中では数人の客がいて、イシュキア族の混血の少女と、パリパスの女主人が店を切り盛りしていた。
「いらっしゃいませ」
前に出会ったときと同様、メイド服風の衣服に身を包んで。
頭の良さそうな中学生くらいの混血少女。
名前は確かマリアだったか。
そして
「お好きな席を」
笑顔で俺にそう言うが
「あの」
今日は食事をしに来たんじゃない。
料理を受け取りに来たんだ。
「ライケン魔道商会の注文を受け取りに来ました」
なのでその旨を先に告げる。
その言葉で
「あっ」
向こうも俺に気づいたらしい。
「ええと……ゴローさんじゃないですか」
ベルギッタさんに雇って貰えたんですか?
良かったですね。
微笑みながらそう言ってくる。
……どうやら俺の名前をまだ覚えてくれていたらしい。
これは嬉しい。
「ベルギッタさんのところではどうですか?」
注文していた料理の包みを両手で俺に手渡しながら
彼女は俺にそう言ってくる。
彼女の勧めがあったから、俺はベルギッタに雇われることが出来た。
「特に差別も無く、正当に評価して雇って貰えています」
なのでその礼を口にする。
その言葉に彼女は微笑んで
「お兄ちゃんも昔、ベルギッタさんのところで仕事をしてたって言ってましたから」
「マリア」
そのまま思い出話をしようとした彼女に
この店の女主人が口を挟んだ。
彼女は視線を後ろに向ける。
その女主人は
「……念のためにお客さんに付き添ってあげて。

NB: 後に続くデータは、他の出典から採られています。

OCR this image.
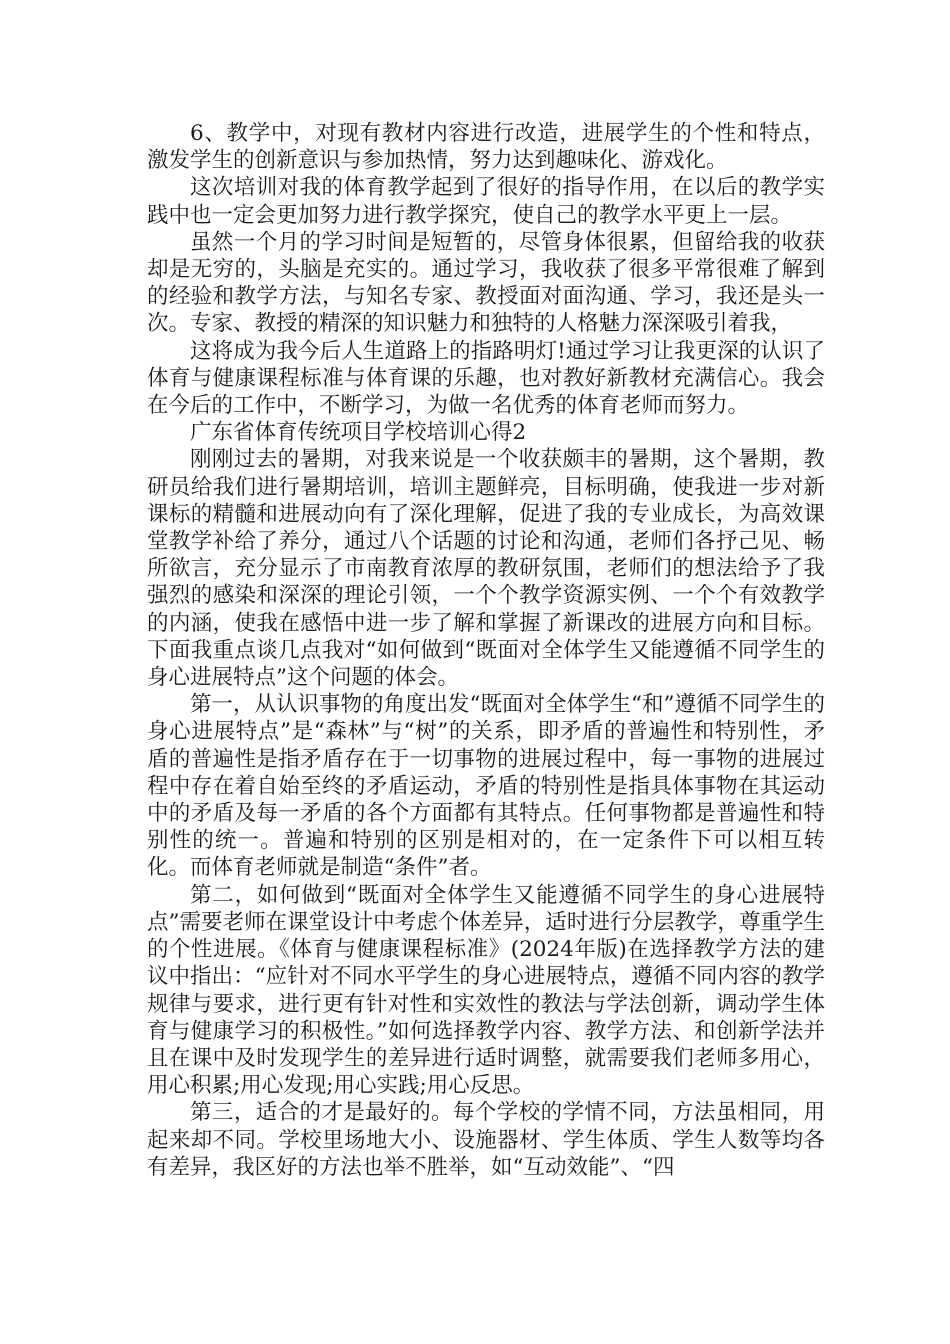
6、教学中，对现有教材内容进行改造，进展学生的个性和特点，激发学生的创新意识与参加热情，努力达到趣味化、游戏化。

这次培训对我的体育教学起到了很好的指导作用，在以后的教学实践中也一定会更加努力进行教学探究，使自己的教学水平更上一层。

虽然一个月的学习时间是短暂的，尽管身体很累，但留给我的收获却是无穷的，头脑是充实的。通过学习，我收获了很多平常很难了解到的经验和教学方法，与知名专家、教授面对面沟通、学习，我还是头一次。专家、教授的精深的知识魅力和独特的人格魅力深深吸引着我，

这将成为我今后人生道路上的指路明灯!通过学习让我更深的认识了体育与健康课程标准与体育课的乐趣，也对教好新教材充满信心。我会在今后的工作中，不断学习，为做一名优秀的体育老师而努力。

广东省体育传统项目学校培训心得2

刚刚过去的暑期，对我来说是一个收获颇丰的暑期，这个暑期，教研员给我们进行暑期培训，培训主题鲜亮，目标明确，使我进一步对新课标的精髓和进展动向有了深化理解，促进了我的专业成长，为高效课堂教学补给了养分，通过八个话题的讨论和沟通，老师们各抒己见、畅所欲言，充分显示了市南教育浓厚的教研氛围，老师们的想法给予了我强烈的感染和深深的理论引领，一个个教学资源实例、一个个有效教学的内涵，使我在感悟中进一步了解和掌握了新课改的进展方向和目标。下面我重点谈几点我对“如何做到“既面对全体学生又能遵循不同学生的身心进展特点”这个问题的体会。

第一，从认识事物的角度出发“既面对全体学生“和”遵循不同学生的身心进展特点”是“森林”与“树”的关系，即矛盾的普遍性和特别性，矛盾的普遍性是指矛盾存在于一切事物的进展过程中，每一事物的进展过程中存在着自始至终的矛盾运动，矛盾的特别性是指具体事物在其运动中的矛盾及每一矛盾的各个方面都有其特点。任何事物都是普遍性和特别性的统一。普遍和特别的区别是相对的，在一定条件下可以相互转化。而体育老师就是制造“条件”者。

第二，如何做到“既面对全体学生又能遵循不同学生的身心进展特点”需要老师在课堂设计中考虑个体差异，适时进行分层教学，尊重学生的个性进展。《体育与健康课程标准》(2024年版)在选择教学方法的建议中指出：“应针对不同水平学生的身心进展特点，遵循不同内容的教学规律与要求，进行更有针对性和实效性的教法与学法创新，调动学生体育与健康学习的积极性。”如何选择教学内容、教学方法、和创新学法并且在课中及时发现学生的差异进行适时调整，就需要我们老师多用心，用心积累;用心发现;用心实践;用心反思。

第三，适合的才是最好的。每个学校的学情不同，方法虽相同，用起来却不同。学校里场地大小、设施器材、学生体质、学生人数等均各有差异，我区好的方法也举不胜举，如“互动效能”、“四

エルダ族はいまだに襲われる場合あるからね」
今は別に店の手伝いは良いから。
その料理は万一にでも駄目にしてはいけないから。
マリアが付き添えば、誰もお客さんを襲おうとはしないはずだし。
そんなことを。
……ありがたい。
俺は頭を下げる。
そこは内心少しだけ心配していたから、そう言うしか無いよな。